SDP’s downstream performance last year shows a distinct shift into high-margin specialty products. In 2015, only a third of its product mix came from differentiated products while two thirds were from bulk offering. Last year, the ratio changed to 45:55.

Haris says Sime Darby Oils is also prototyping in certain markets, where the shipment of its oil products can be done from source to consumer in small batches. “We are working with a distributor that helps us connect with the respective food manufacturers. While volume is still small, we want to test the hypothesis. The results have been quite encouraging thus far. The quality that the manufacturers get (produced here and shipped direct to them) is still preserved.”

In the past, refining needed to be done in the consuming market as shipments could only be done in bulk.

Haris believes this presents opportunities to those who can disrupt the supply chain to the consuming market. Thus, he says, it is important for Sime Darby Oils to find innovative ways to deliver its products from source to consumer.

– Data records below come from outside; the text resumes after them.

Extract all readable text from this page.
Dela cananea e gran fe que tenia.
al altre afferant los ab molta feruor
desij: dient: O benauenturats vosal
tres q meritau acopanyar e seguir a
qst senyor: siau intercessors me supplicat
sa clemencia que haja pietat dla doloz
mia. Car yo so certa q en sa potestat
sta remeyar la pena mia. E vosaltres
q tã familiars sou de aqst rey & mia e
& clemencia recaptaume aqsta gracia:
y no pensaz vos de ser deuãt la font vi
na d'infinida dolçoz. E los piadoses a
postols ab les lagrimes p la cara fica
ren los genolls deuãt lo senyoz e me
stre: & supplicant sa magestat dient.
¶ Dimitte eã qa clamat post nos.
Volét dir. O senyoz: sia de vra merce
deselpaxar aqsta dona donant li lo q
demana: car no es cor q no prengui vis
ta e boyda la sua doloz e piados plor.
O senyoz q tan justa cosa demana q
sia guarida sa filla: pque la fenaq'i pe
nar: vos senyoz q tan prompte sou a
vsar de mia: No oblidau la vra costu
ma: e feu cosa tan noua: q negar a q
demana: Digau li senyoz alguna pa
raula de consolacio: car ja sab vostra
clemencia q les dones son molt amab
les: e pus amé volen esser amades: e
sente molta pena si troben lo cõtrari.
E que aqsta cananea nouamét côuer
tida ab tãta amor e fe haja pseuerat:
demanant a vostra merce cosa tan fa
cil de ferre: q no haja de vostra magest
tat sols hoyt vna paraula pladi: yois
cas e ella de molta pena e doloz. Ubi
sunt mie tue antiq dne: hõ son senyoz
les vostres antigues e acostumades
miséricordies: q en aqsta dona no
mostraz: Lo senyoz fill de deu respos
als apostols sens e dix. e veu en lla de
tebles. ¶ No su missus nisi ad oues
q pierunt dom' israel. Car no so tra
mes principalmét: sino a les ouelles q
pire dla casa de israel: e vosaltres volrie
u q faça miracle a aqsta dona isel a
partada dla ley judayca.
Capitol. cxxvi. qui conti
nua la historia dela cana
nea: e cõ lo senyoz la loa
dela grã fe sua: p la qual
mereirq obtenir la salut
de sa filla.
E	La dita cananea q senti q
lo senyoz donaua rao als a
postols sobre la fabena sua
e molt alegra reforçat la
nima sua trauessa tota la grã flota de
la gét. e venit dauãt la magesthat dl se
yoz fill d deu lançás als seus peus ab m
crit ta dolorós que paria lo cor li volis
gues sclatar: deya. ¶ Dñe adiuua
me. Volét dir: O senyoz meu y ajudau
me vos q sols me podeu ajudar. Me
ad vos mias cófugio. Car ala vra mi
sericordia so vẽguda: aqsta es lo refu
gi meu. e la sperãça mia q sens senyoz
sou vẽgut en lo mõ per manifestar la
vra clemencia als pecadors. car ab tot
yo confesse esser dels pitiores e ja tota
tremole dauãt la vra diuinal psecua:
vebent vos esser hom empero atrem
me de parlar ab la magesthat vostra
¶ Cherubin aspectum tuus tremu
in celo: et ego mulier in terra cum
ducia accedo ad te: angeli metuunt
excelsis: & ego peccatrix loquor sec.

“If we can do that, it opens up access to a new market. Instead of producing texturised fat in the consumer market, we can produce texturised fat here in Malaysia and then ship it to the consumer.”

 

Eyeing new partnerships

Haris acknowledges that acquisitions or partnerships can help Sime Darby Oils grow its business faster. “We are not looking at one big acquisition but a series of small acquisitions, whether by buying a company, a merger or even a joint venture.

“The point is, we are looking for partners. At the end of the day, it’s a question of scale. By going it alone, it takes us longer to understand the market and build our presence. By working with people who are in the key market we are eyeing, we can scale up our business a lot quicker. We have had several conversations with companies that are finding new uses for palm oil.”

Sime Darby Oils’ key markets include Indonesia, India, West Africa and the Middle East.

For SDP, another core strategy is close collaboration in R&D, especially in the science behind oil refining and product development. “We need to find ways to create new uses for palm oil that will give us better margins. Food manufacturing is important to us but I’m thinking about the next 5, 10, 15 years. I’m interested in ways to get better margins as opposed to competing in just the cooking oil market,” says Haris.

SDP aims to grow its profit before interest and tax in the downstream business to RM680 million by 2022 from the RM267 million achieved last year. Haris believes growth in the downstream business will be slight this year as the group is depending solely on organic growth. Its investments in new capacities will only be realised in 18 months. “By mid-2020, the capacity will be ready. So, we’re looking at rapid growth in sales by 2021. Our specialty refining is actually in full capacity now, so we can’t grow that anymore.”

To expand its capacity in Malaysia, the group has invested RM40 million in a refining plant, RM40 million in a packaging facility in North Port and RM45 million to RM50 million in a biodiesel facility. Haris believes this will drive the downstream business margin from a single digit to between 10% and 15% by 2022.

Other than the EU’s threat to boycott Malaysian palm oil and a lack of market growth, Haris says Europe is an interesting market for the plantation group.

“Europe is not a growing market. We think it is interesting because the customers we supply to today are strategic ones. They value sustainability and pay a premium to get Sime Darby oil. This strategic tie-up gives us a good enough reason to remain in Europe. We are also one of the biggest producers of sustainable palm oil in Europe through our facilities in Liverpool and the Netherlands.”